しかし、口約束だけでは、婚約破棄となった場合、言った言わないの水掛論になるかもしれません。また、口約束だけでは、確定的な約束であるのか、いつか結婚したいという曖昧なものであるのかがはっきりしません。
今回の記事では、口約束の婚約について弁護士が解説します。
口約束でも婚約は成立する
婚約にはいろいろな方法があります。口約束でも婚約は成立します。その理由を解説します。
婚約とは何か?
婚約とは、将来結婚しようという約束のことをいい、婚姻予約の略称です。
あくまでも婚約は、交際する男女の合意が必要です。一方的な申入れだけでは婚約とはいえません。
口約束でも婚約となる
婚約は口約束であっても成立します。口約束の婚約にも法律上の拘束力はあります。
婚約も契約の一種ですが、契約は口頭でも成立すると考えられています。
そのため、婚約指輪の交換、両親の顔合わせ、結納等のイベントが行われていなくても、口頭の約束で婚約は成立します。また、内縁ではないため、共同生活をしている実態も必須ではありません。
口約束でも拘束力はある
口約束であっても、婚約が成立した以上、婚約をした当事者に対する法的拘束力が生じます。つまり、婚約をした当事者は、お互いに、誠実に交際し、結婚に向けて努力する義務を負います。
結婚の強制はできない
法的拘束力があるとはいっても、お互いに結婚を強制することはできません。
正当な理由もないのに婚約を破棄した場合には、婚約の不当破棄として、慰謝料を請求することができることになります。
口約束の婚約の問題点
口約束の婚約が実現され、結婚できれば何の問題もありせん。しかし、婚約破棄になった場合、口約束の婚約には様々な問題点が潜んでいます。
婚約を証明できない
口約束での婚約の場合、婚約が成立していたか争いになったとき、言った言わないの水掛論になり、婚約の成立を証明するのが困難になる場合があります。

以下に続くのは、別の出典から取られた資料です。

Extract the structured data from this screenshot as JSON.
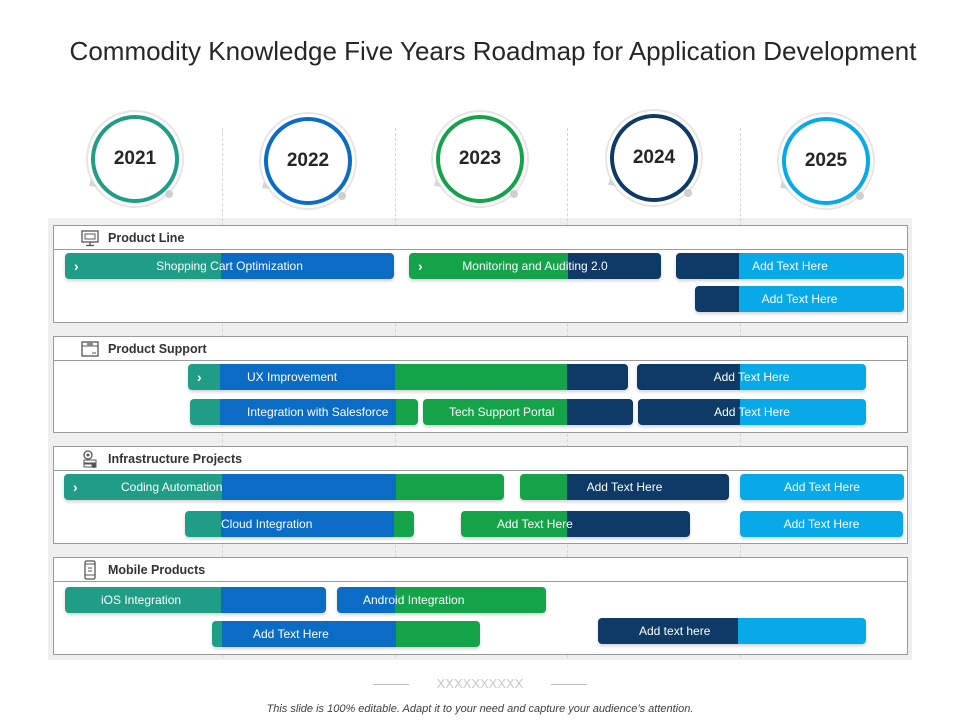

婚約破棄の慰謝料請求のケースでは、請求する側で婚約が成立していることを証明する必要があります。相手方が婚約の成立を認める態度であれば問題にはなりません。しかし、多くのケースでは、婚約の成立を否定してきます。ただ、口約束でも婚約は成立しますが、これを事後的に証明することが非常に難しいです。通常は、婚約してから結婚に向けた様々な出来事を行います。
婚約を証明するためには
婚約を証明するためには、結婚に向けた各種イベントに関する客観的な証拠を収集することが重要です。
様々なイベントに関する客観的な証拠を提出することで、婚約が成立していることを証明することができます。例えば、次のイベントが婚約を証明するイベントとなります。
- 婚約指輪のプレゼント
- 両親顔合わせ
- 結納
- フォトウェディング
- 式場の予約
- 婚姻届へのサイン
- 新居の賃貸借契約
LINEは証拠になるか?
LINEも婚約の証拠になります。
LINEでプロポーズを受けることもあります。また、婚約の成立後に各イベントの予約や日程調整をすることもあります。

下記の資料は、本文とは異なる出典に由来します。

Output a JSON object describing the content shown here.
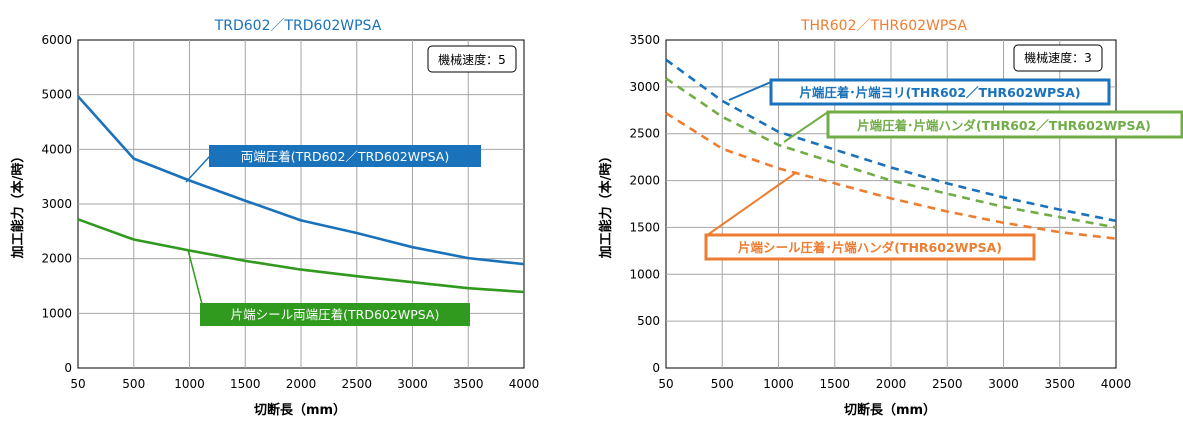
{
  "chart_data": [
    {
      "type": "line",
      "title": "TRD602／TRD602WPSA",
      "title_color": "#1a72bb",
      "xlabel": "切断長（mm）",
      "ylabel": "加工能力（本/時）",
      "categories": [
        "50",
        "500",
        "1000",
        "1500",
        "2000",
        "2500",
        "3000",
        "3500",
        "4000"
      ],
      "ylim": [
        0,
        6000
      ],
      "yticks": [
        0,
        1000,
        2000,
        3000,
        4000,
        5000,
        6000
      ],
      "ytick_labels": [
        "0",
        "1000",
        "2000",
        "3000",
        "4000",
        "5000",
        "6000"
      ],
      "grid": true,
      "annotation": "機械速度：5",
      "series": [
        {
          "name": "両端圧着(TRD602／TRD602WPSA)",
          "color": "#1a72bb",
          "dash": false,
          "values": [
            4970,
            3830,
            3430,
            3060,
            2700,
            2470,
            2210,
            2010,
            1900
          ]
        },
        {
          "name": "片端シール両端圧着(TRD602WPSA)",
          "color": "#2f9a1e",
          "dash": false,
          "values": [
            2720,
            2350,
            2150,
            1960,
            1800,
            1680,
            1570,
            1460,
            1390
          ]
        }
      ]
    },
    {
      "type": "line",
      "title": "THR602／THR602WPSA",
      "title_color": "#ed7d31",
      "xlabel": "切断長（mm）",
      "ylabel": "加工能力（本/時）",
      "categories": [
        "50",
        "500",
        "1000",
        "1500",
        "2000",
        "2500",
        "3000",
        "3500",
        "4000"
      ],
      "ylim": [
        0,
        3500
      ],
      "yticks": [
        0,
        500,
        1000,
        1500,
        2000,
        2500,
        3000,
        3500
      ],
      "ytick_labels": [
        "0",
        "500",
        "1000",
        "1500",
        "2000",
        "2500",
        "3000",
        "3500"
      ],
      "grid": true,
      "annotation": "機械速度：3",
      "series": [
        {
          "name": "片端圧着･片端ヨリ(THR602／THR602WPSA)",
          "color": "#1a72bb",
          "dash": true,
          "values": [
            3290,
            2850,
            2520,
            2330,
            2140,
            1970,
            1820,
            1690,
            1570
          ]
        },
        {
          "name": "片端圧着･片端ハンダ(THR602／THR602WPSA)",
          "color": "#70ad47",
          "dash": true,
          "values": [
            3090,
            2680,
            2380,
            2190,
            2000,
            1860,
            1720,
            1610,
            1500
          ]
        },
        {
          "name": "片端シール圧着･片端ハンダ(THR602WPSA)",
          "color": "#ed7d31",
          "dash": true,
          "values": [
            2720,
            2340,
            2130,
            1970,
            1810,
            1670,
            1550,
            1450,
            1380
          ]
        }
      ]
    }
  ]
}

このようにLINE上に婚約したことが分かるようなメッセージや写真の送信履歴があれば、それも婚約が成立していたことの証拠になります。
LINEのトーク履歴を削除する前にバックアップ、スクリーンショットを確保しておくようにします。
婚約破棄となりやすい
口約束の婚約の場合、婚約破棄になり易いといえます。
口約束の婚約をしただけで、婚約指輪の授受、親への挨拶や顔合わせ等の結婚に向けたイベントをしていない場合、これらイベントを経ている婚約と比べると、結婚に向けた本気度が弱くなりがちです。そのため、口約束の婚約では、気が変わった、婚約などしていない等の理由で、どうしても破棄されやすいといえます。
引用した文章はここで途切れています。